Григорий сделал два шага и, ухватившись за торчащий возле куклы рычаг, со всей силы утопил его в пол. Издав пронзительный визг генератор надул электричеством провода-щупальца и, словно спрут разметав их по комнате, принялся душить куклу. Та же в свою очередь вся затряслась и заискрилась, будто с каждой секундой ее подчинял невидимый демон. Рев сделался настолько страшным, что всем троим пришлось заткнуть уши. Поначалу Андрей еще как-то смотрел на куклу, но когда сверкнул и включился в работу “глаз насекомого” свет сделался настолько ярким, что начал ослеплять.

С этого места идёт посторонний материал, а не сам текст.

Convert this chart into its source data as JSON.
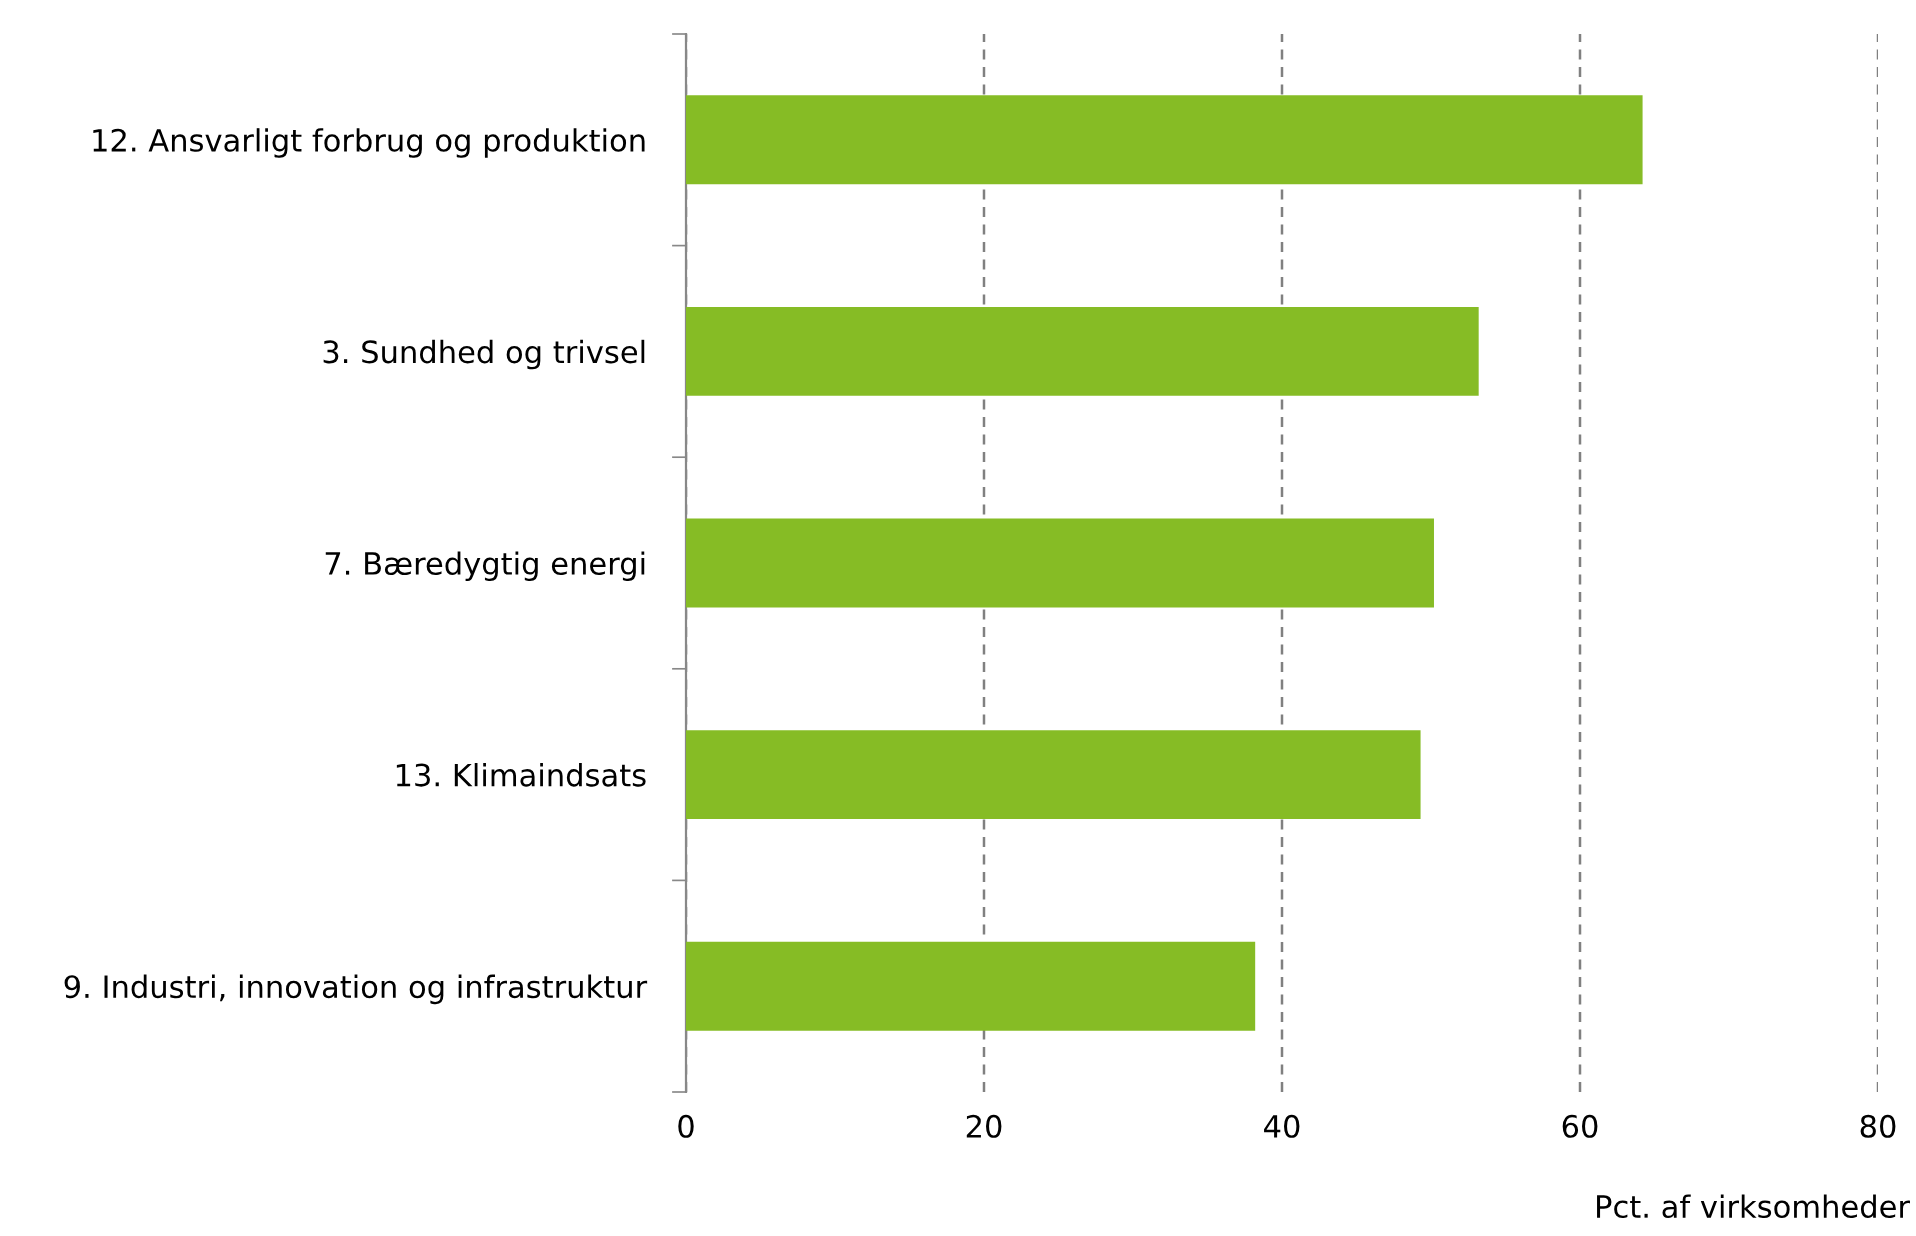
{
  "chart_data": {
    "type": "bar",
    "orientation": "horizontal",
    "categories": [
      "12. Ansvarligt forbrug og produktion",
      "3. Sundhed og trivsel",
      "7. Bæredygtig energi",
      "13. Klimaindsats",
      "9. Industri, innovation og infrastruktur"
    ],
    "values": [
      64.2,
      53.2,
      50.2,
      49.3,
      38.2
    ],
    "color": "#86bc25",
    "xlim": [
      0,
      80
    ],
    "xticks": [
      0,
      20,
      40,
      60,
      80
    ],
    "xlabel": "Pct. af virksomheder",
    "grid": "x",
    "legend": false
  }
}
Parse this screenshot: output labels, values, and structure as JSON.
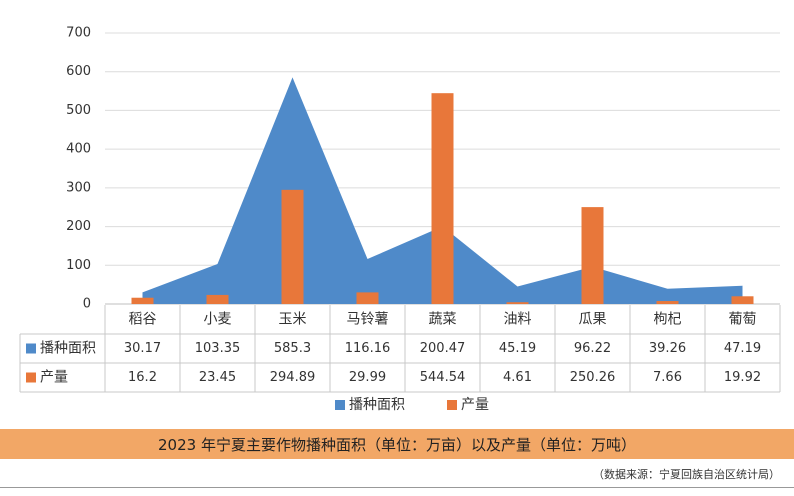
{
  "chart_data": {
    "type": "bar",
    "title": "",
    "xlabel": "",
    "ylabel": "",
    "ylim": [
      0,
      700
    ],
    "yticks": [
      0,
      100,
      200,
      300,
      400,
      500,
      600,
      700
    ],
    "grid": true,
    "legend_position": "bottom",
    "categories": [
      "稻谷",
      "小麦",
      "玉米",
      "马铃薯",
      "蔬菜",
      "油料",
      "瓜果",
      "枸杞",
      "葡萄"
    ],
    "series": [
      {
        "name": "播种面积",
        "render": "area",
        "color": "#4f8ac9",
        "values": [
          "30.17",
          "103.35",
          "585.3",
          "116.16",
          "200.47",
          "45.19",
          "96.22",
          "39.26",
          "47.19"
        ]
      },
      {
        "name": "产量",
        "render": "bar",
        "color": "#e8773a",
        "values": [
          "16.2",
          "23.45",
          "294.89",
          "29.99",
          "544.54",
          "4.61",
          "250.26",
          "7.66",
          "19.92"
        ]
      }
    ]
  },
  "caption": "2023 年宁夏主要作物播种面积（单位：万亩）以及产量（单位：万吨）",
  "source": "（数据来源：宁夏回族自治区统计局）"
}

Казалось еще немного и подвал разорвет от скопившегося в нем света, рева, шипения, едкого запаха жженой резины и криков профессора, но вспышка резко угасла, и сквозь заткнутые уши Андрей смог расслышать первый крик новорожденного мертвеца. То, что произошло следом, совершенно ошарашило Андрея. Неистово дергая оплавившимися руками, монстр принялся выговаривать трудноразличимые слова, голосом по звуку похожим на изжеванную пленку. Григорий, стоящий рядом с куклой, совсем забыл об излучателе и, не слыша голоса профессора, уставился на оживавшую на глазах куклу.
– Саве, саве и-е-е-и-и… а-ар-са, – сквозь отверстие во рту продирался электронный голос.
Заслышав речь, Вольский забыл обо всем и, вскочив с кресла, был похож на родителя, ошарашенного первыми словами ребенка.
– Получилось, не уж-то… – задыхаясь, прошипел он. Григорий! Григорий, получилось!
– Ар-са, рас-ля, тр-тр-р…
– Живой, – заключил Григорий, смотря, как кукла елозит на операционном поддоне – поразительно.
– Что-то не так, показания тока слишком низкое, – испуганно произнес Вольский и, подбежав к новорожденному, принялся осматривать обугленные от тока места.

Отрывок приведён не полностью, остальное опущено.